Bridgestone/Firestone Inc. yesterday told the National Highway Traffic Safety Administration (NHTSA) that the facts and the data about the safety of its Wilderness AT tires do not support an agency action that could result in an expanded recall, including those found primarily on Ford Explorers. Wilderness AT tires had also been original equipment on Ford’s F-150 and Ranger light trucks.
“We will do everything in our power to ensure the safety of the driving public,” said Bridgestone/Firestone president & CEO John Lampe. “If one of our tires might jeopardize that safety, then we'll take it off the road. We've done it before and, if it becomes necessary, we'll do it again. But that is simply not the case here.”
Sue Cischke, vp, environmental and safety engineering for Ford Motor Co., said NHTSA has completed its defect investigation into the tires in question, and will issue an initial defect decision, the next step toward a forced recall of the Wilderness AT tires.

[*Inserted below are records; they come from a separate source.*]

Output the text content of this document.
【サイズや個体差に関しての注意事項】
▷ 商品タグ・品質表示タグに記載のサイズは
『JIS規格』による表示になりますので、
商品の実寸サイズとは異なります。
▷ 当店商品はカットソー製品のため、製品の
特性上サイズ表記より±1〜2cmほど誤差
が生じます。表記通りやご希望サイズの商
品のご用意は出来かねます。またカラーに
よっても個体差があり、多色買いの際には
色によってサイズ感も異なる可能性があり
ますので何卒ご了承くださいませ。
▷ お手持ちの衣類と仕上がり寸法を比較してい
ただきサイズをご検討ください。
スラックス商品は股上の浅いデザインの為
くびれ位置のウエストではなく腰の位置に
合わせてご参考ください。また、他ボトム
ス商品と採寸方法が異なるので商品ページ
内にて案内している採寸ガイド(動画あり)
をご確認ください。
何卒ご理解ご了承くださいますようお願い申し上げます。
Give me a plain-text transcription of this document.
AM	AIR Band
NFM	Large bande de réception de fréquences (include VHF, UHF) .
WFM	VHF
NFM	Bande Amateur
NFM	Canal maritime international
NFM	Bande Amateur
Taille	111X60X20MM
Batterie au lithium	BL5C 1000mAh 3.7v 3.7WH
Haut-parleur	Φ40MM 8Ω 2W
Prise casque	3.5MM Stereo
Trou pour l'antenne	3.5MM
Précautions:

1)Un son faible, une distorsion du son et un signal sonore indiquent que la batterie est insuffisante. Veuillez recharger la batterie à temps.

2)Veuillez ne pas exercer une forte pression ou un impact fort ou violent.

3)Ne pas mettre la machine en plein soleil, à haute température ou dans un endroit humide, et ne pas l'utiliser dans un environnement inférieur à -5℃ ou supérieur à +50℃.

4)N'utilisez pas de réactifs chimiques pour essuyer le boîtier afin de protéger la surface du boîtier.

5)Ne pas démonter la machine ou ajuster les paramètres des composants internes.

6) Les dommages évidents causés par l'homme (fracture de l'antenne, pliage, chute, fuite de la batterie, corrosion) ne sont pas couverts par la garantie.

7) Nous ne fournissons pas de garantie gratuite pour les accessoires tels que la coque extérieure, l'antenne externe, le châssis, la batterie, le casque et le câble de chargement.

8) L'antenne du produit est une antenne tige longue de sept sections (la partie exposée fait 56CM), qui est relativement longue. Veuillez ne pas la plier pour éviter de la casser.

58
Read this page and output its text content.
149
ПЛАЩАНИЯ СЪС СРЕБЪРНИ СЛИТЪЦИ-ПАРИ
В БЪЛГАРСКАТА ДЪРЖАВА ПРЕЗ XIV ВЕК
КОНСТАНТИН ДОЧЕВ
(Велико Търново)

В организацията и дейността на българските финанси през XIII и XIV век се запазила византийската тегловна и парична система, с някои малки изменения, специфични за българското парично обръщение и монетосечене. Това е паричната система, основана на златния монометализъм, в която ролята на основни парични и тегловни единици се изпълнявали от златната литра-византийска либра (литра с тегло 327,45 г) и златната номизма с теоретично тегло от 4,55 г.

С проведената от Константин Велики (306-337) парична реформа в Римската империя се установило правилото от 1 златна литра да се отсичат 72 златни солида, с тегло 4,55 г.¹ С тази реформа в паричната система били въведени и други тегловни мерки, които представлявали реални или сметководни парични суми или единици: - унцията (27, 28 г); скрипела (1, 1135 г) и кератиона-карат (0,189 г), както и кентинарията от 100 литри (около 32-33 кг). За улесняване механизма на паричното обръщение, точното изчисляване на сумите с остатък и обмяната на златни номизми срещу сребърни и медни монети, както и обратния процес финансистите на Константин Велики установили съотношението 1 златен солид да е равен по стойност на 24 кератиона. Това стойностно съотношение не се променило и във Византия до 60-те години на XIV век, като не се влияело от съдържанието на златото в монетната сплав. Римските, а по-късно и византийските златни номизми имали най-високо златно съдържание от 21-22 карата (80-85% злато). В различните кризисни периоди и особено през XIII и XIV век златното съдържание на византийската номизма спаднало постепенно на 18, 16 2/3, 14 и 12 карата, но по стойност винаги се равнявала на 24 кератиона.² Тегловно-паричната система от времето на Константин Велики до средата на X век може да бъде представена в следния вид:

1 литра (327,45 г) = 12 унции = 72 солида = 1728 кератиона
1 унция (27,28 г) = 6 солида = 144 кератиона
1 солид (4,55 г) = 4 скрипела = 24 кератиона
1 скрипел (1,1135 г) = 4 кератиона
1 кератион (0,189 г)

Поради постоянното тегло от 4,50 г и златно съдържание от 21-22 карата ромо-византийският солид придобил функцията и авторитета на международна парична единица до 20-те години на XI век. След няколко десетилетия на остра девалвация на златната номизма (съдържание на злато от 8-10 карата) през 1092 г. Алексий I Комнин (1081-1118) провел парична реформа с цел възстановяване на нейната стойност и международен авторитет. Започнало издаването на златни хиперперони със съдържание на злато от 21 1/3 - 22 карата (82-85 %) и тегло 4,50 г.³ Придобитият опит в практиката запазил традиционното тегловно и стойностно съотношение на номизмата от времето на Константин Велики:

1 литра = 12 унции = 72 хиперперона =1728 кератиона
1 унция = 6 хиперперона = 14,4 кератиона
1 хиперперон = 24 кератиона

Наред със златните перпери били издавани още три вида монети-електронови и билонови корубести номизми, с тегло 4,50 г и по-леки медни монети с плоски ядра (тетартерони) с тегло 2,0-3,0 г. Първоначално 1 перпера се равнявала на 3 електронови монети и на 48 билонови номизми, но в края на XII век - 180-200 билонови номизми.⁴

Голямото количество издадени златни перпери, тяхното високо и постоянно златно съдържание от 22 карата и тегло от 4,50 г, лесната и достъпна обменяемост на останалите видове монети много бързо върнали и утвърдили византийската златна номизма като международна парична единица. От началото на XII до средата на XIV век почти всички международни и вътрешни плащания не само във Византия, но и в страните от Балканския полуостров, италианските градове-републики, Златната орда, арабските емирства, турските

“We began replacing these tires on our vehicles in May to ensure the safety and trust of our customers and their families,” Cischke said. “We will continue to work closely with NHTSA as it continues with its initial defect decision.”
A century-long relationship between Firestone and Ford, which ended last month, became strained in the past year after the recall of Firestone Wilderness AT tires linked to at least 203 U.S. traffic deaths involving Ford Explorers. Officials from Ford and Bridgestone/Firestone had exchanged blame for the tire failures since they came to light.
Lampe said that to date NHTSA has failed to make its analysis available to Bridgestone/Firestone for the company to review in any meaningful way. Bridgestone/Firestone says its own extensive examination and evaluation of its tires, competitor tires and the Ford Explorer clearly show that Wilderness AT tires are safe and that further action against the tires is unnecessary and counterproductive.
“We appreciate NHTSA's diligence on this issue, but we strongly disagree with any suggestion that a recall action might be warranted and believe any such action could have potentially serious consequences for the driving public and the entire tire industry,” Lampe said.